It’s still raining. It’s been cold for the rest of the day; it’s been wet for three days and counting.
There are many prayers. Of gratitude that storm is over, of relief that the river did not run over us just like few months past, of anger that some cannot work, of the jamming traffic, of the flood on the road as result of people’s own ignorance, but none like ours.
We cannot hope that the rain will stop, because we could not interfere with the force of nature. We cannot hope that the sun will come, because our farmers need it to grow our rice, we cannot hope the weather to be nice all the time, because the storm and rainbow will restore our forests, ravaged and then abandoned. We need them to protect us from landslide.

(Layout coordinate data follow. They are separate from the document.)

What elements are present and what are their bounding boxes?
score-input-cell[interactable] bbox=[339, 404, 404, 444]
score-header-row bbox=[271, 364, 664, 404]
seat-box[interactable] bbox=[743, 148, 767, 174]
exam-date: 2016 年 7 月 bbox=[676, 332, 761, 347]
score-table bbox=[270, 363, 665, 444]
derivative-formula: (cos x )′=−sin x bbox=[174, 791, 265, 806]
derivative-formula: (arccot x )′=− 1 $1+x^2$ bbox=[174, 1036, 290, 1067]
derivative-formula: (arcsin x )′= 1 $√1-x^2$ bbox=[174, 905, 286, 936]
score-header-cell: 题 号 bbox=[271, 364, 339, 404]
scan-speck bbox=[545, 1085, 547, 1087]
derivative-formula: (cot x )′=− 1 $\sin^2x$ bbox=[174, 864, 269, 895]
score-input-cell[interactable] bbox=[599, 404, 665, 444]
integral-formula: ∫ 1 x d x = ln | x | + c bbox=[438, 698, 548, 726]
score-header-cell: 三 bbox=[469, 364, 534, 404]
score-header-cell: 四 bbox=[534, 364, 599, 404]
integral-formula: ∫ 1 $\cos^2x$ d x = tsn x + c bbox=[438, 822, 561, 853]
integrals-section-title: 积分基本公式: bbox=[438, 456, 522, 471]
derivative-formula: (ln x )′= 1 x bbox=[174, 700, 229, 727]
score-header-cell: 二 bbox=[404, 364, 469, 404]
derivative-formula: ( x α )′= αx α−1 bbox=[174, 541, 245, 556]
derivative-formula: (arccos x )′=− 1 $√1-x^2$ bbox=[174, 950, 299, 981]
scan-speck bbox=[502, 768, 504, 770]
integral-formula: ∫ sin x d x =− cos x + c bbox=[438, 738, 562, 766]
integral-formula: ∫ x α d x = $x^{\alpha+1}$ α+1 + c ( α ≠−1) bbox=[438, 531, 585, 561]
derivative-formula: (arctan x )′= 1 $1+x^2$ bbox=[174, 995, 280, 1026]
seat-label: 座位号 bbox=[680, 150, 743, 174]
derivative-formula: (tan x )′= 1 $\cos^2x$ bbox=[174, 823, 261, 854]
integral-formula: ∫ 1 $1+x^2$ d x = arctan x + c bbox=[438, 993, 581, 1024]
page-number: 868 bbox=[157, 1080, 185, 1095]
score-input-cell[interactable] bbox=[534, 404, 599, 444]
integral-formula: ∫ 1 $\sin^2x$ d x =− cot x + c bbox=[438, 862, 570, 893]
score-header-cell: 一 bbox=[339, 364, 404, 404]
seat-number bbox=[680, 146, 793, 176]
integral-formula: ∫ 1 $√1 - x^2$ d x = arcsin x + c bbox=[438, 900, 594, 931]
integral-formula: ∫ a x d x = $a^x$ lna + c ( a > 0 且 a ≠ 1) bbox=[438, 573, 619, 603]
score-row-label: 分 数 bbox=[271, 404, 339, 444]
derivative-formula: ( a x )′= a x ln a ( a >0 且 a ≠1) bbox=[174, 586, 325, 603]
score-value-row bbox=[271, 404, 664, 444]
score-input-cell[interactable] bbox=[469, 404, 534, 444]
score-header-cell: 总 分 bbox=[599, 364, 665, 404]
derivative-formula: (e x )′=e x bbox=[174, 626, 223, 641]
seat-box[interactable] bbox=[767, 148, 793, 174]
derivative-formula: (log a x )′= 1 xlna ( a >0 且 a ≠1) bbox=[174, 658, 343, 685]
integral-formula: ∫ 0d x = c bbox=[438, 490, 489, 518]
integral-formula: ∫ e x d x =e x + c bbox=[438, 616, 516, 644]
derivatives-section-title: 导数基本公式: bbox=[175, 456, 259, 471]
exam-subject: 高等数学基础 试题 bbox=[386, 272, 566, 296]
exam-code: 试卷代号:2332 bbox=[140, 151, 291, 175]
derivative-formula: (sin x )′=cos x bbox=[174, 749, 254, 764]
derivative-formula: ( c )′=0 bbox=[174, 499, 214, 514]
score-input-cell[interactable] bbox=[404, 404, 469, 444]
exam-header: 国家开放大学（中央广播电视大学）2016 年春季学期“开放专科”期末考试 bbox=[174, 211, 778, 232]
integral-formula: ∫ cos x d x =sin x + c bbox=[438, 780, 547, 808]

We know we took so much. Of a decade of our service, this year’s kitty season is the worst. Within the first month of monsoon, we took in sixty seven kittens, while we only have the capacity to host twenty.
We know we ask for trouble, we know we are calling for outbreak, still we cannot walk past them on the street, where they can only look at us, with no longer the strength to sent out a meow.
People said, what does not kill us, make us stronger.
Maybe yes, maybe no.
Through the storm, we stand vigil like no other. Giving medicine, nursing the sick, caring for the elderlies, nurturing the babies.
We lost some, but those whom the storm did not kill, are getting stronger.
When the sun comes out for the first time, this morning, we lost everything in our saving, and our medicine cabinet is empty.
But out of sixty eight kittens, some with genetic deformities and incurable disease, we lost twenty.
There was this video I watched, of a woman director of a humane society who failed to save all of her charges during outbreak.
We cannot save everyone, but for each we cannot save, we help many more.